Daughter of Fath-Ali Shah

Gowhar Khanum (Persian: گوهرخانم) was a Qajar princess and the daughter of Fath-Ali Shah. The exact dates of her birth and death remain unknown.

== Biography ==

=== Family background ===
Gowhar Khanum was born into the illustrious Qajar family, and her mother, who shared her name, was Gowhar Khanum, the sister of Allah-Yar Khan Asef al-Dowleh. Her mother died shortly after giving birth, which was a significant event that led to Gowhar Khanum being given her mother's name as a tribute. Growing up in the Qajar court, she would have been surrounded by the complex political and cultural dynamics of the time, which emphasized the importance of marriage alliances among the nobility.

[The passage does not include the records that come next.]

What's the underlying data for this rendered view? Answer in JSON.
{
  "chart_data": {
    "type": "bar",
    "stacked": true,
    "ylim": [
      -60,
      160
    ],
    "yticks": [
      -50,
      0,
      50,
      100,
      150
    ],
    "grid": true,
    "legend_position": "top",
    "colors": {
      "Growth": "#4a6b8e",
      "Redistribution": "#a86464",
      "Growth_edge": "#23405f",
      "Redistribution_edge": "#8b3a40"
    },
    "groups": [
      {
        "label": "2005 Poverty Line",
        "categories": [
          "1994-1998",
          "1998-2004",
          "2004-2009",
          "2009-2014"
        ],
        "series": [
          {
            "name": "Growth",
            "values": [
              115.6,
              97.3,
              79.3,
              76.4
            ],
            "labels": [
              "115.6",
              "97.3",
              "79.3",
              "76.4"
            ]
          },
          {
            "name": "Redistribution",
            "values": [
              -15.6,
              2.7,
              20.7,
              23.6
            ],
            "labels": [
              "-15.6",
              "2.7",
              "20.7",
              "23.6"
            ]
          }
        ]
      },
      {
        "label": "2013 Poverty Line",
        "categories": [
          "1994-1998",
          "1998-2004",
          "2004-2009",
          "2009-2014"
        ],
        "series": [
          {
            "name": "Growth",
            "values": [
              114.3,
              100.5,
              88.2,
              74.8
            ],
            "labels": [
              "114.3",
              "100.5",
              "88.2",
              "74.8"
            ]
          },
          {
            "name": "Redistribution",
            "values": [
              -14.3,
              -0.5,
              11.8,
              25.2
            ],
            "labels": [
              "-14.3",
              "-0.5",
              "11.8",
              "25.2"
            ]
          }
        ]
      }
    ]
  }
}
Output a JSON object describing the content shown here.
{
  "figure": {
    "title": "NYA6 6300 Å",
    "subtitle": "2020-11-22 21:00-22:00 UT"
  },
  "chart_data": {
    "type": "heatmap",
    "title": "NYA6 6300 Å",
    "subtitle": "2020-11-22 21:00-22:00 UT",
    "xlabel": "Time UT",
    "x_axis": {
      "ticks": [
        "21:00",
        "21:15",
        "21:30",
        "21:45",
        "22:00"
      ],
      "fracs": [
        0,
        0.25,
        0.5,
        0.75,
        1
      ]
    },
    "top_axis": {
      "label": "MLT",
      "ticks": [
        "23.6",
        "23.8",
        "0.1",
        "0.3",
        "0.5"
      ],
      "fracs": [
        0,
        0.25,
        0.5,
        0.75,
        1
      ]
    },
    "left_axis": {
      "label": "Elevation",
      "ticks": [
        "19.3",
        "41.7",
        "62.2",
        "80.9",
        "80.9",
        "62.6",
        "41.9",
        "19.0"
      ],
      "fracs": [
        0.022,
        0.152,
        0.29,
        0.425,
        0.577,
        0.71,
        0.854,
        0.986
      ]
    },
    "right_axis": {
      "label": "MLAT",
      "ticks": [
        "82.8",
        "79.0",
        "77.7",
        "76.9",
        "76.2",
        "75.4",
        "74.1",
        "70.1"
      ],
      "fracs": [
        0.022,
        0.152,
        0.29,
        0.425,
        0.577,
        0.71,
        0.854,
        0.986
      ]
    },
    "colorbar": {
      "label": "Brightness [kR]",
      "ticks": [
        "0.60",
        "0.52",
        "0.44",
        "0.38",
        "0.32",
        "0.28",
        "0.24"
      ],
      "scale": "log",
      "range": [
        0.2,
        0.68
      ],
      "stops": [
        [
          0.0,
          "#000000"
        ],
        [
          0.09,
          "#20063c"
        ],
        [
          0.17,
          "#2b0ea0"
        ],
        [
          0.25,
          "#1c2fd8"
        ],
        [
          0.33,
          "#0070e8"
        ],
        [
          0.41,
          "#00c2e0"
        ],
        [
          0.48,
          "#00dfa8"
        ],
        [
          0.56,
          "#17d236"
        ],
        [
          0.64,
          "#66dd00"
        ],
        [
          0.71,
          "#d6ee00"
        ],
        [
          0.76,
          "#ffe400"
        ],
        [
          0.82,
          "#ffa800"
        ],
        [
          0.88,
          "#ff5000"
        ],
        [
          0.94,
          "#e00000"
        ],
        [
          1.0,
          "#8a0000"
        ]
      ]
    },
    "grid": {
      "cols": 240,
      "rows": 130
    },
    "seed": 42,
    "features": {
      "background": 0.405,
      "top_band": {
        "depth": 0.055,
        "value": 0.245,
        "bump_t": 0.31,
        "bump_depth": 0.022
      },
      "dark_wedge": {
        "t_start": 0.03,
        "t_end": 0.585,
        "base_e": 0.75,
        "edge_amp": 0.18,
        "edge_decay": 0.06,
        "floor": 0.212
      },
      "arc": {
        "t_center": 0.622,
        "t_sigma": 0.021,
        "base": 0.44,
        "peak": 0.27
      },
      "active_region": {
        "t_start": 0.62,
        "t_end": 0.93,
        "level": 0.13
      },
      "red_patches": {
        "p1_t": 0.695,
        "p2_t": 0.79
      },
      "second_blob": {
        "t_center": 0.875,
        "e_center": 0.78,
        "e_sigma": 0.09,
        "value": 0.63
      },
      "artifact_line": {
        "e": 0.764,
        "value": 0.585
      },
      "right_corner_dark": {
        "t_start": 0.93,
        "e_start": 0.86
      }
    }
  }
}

=== Marriages and offspring ===
Gowhar Khanum's life, like that of many Qajar princesses, was deeply intertwined with the political alliances of her family. Her marriages not only reinforced ties within the Qajar nobility but also strengthened the family's influence in Persian society.

Her first marriage was to Rostam Khan, the son of Ebrahim Khan Zahiroddoleh, a prominent figure in the Qajar court. Rostam Khan hailed from a distinguished lineage, and this marriage was likely arranged to consolidate power and alliances within the ruling family. The union produced a son named Khan Baba Khan, adding another branch to the sprawling Qajar family tree. The details of Khan Baba Khan's life are sparse, but being the grandson of Fath-Ali Shah and the son of a nobleman, he would have been a figure of some importance within the court.

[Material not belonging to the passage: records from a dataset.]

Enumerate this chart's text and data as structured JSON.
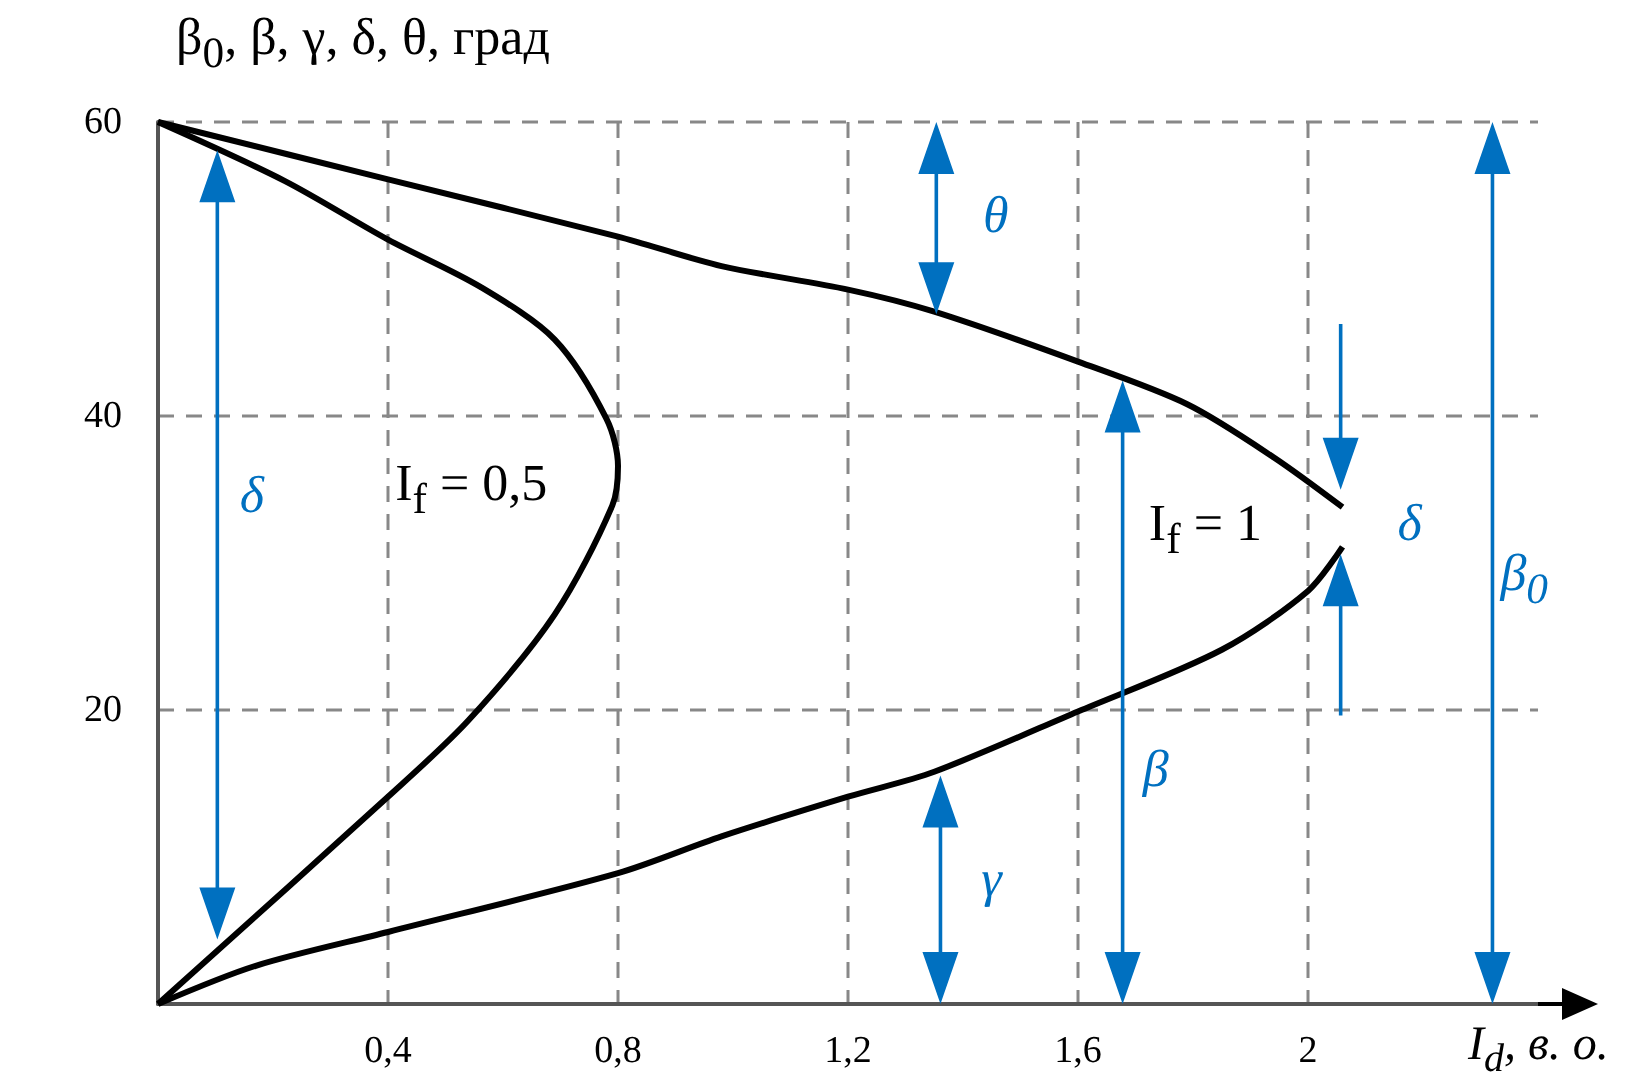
{
  "chart_data": {
    "type": "line",
    "ylabel": "β$_{0}$, β, γ, δ, θ, град",
    "xlabel": "I$_{d}$, в. о.",
    "xlim": [
      0,
      2.4
    ],
    "ylim": [
      0,
      60
    ],
    "xticks": [
      {
        "value": 0.4,
        "label": "0,4"
      },
      {
        "value": 0.8,
        "label": "0,8"
      },
      {
        "value": 1.2,
        "label": "1,2"
      },
      {
        "value": 1.6,
        "label": "1,6"
      },
      2
    ],
    "yticks": [
      20,
      40,
      60
    ],
    "grid": true,
    "marker": "none",
    "series": [
      {
        "name": "I$_{f}$ = 0,5",
        "color": "#000000",
        "x": [
          0,
          0.4,
          0.54,
          0.69,
          0.79,
          0.8,
          0.78,
          0.69,
          0.56,
          0.4,
          0.22,
          0
        ],
        "values": [
          0,
          14.1,
          19.3,
          26.5,
          33.9,
          36.6,
          39.8,
          45.2,
          48.8,
          52.0,
          56,
          60
        ]
      },
      {
        "name": "I$_{f}$ = 1",
        "color": "#000000",
        "x": [
          0,
          0.17,
          0.4,
          0.8,
          0.98,
          1.2,
          1.35,
          1.6,
          1.85,
          2.0,
          2.06,
          null,
          2.06,
          1.94,
          1.79,
          1.6,
          1.35,
          1.2,
          0.98,
          0.8,
          0.4,
          0
        ],
        "values": [
          0,
          2.6,
          4.9,
          8.9,
          11.4,
          14.1,
          15.8,
          19.9,
          24.1,
          28.1,
          31.1,
          null,
          33.8,
          37.2,
          40.8,
          43.7,
          47.1,
          48.6,
          50.2,
          52.2,
          56.1,
          60
        ]
      }
    ],
    "annotations": [
      "θ",
      "δ",
      "β",
      "γ",
      "β$_{0}$",
      "δ"
    ]
  }
}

Following the death of her first husband, Gowhar Khanum remarried, which was not uncommon for Qajar princesses of the time. Her second husband was Shahrokh Mirza, the full brother of her late first husband, Rostam Khan. This marriage was likely a strategic move to preserve alliances and maintain continuity within the family. Marrying a brother-in-law was a traditional practice in Persian aristocracy to keep estates and influence within the same familial line. From this marriage, Gowhar Khanum had another son, Mohammad Khan Amir al-Omera. The title Amir al-Omera (امیرالامراء; lit. Commander of Commanders), suggests that Mohammad Khan held a high-ranking military or administrative position within the Qajar state, further indicating the family's prominence.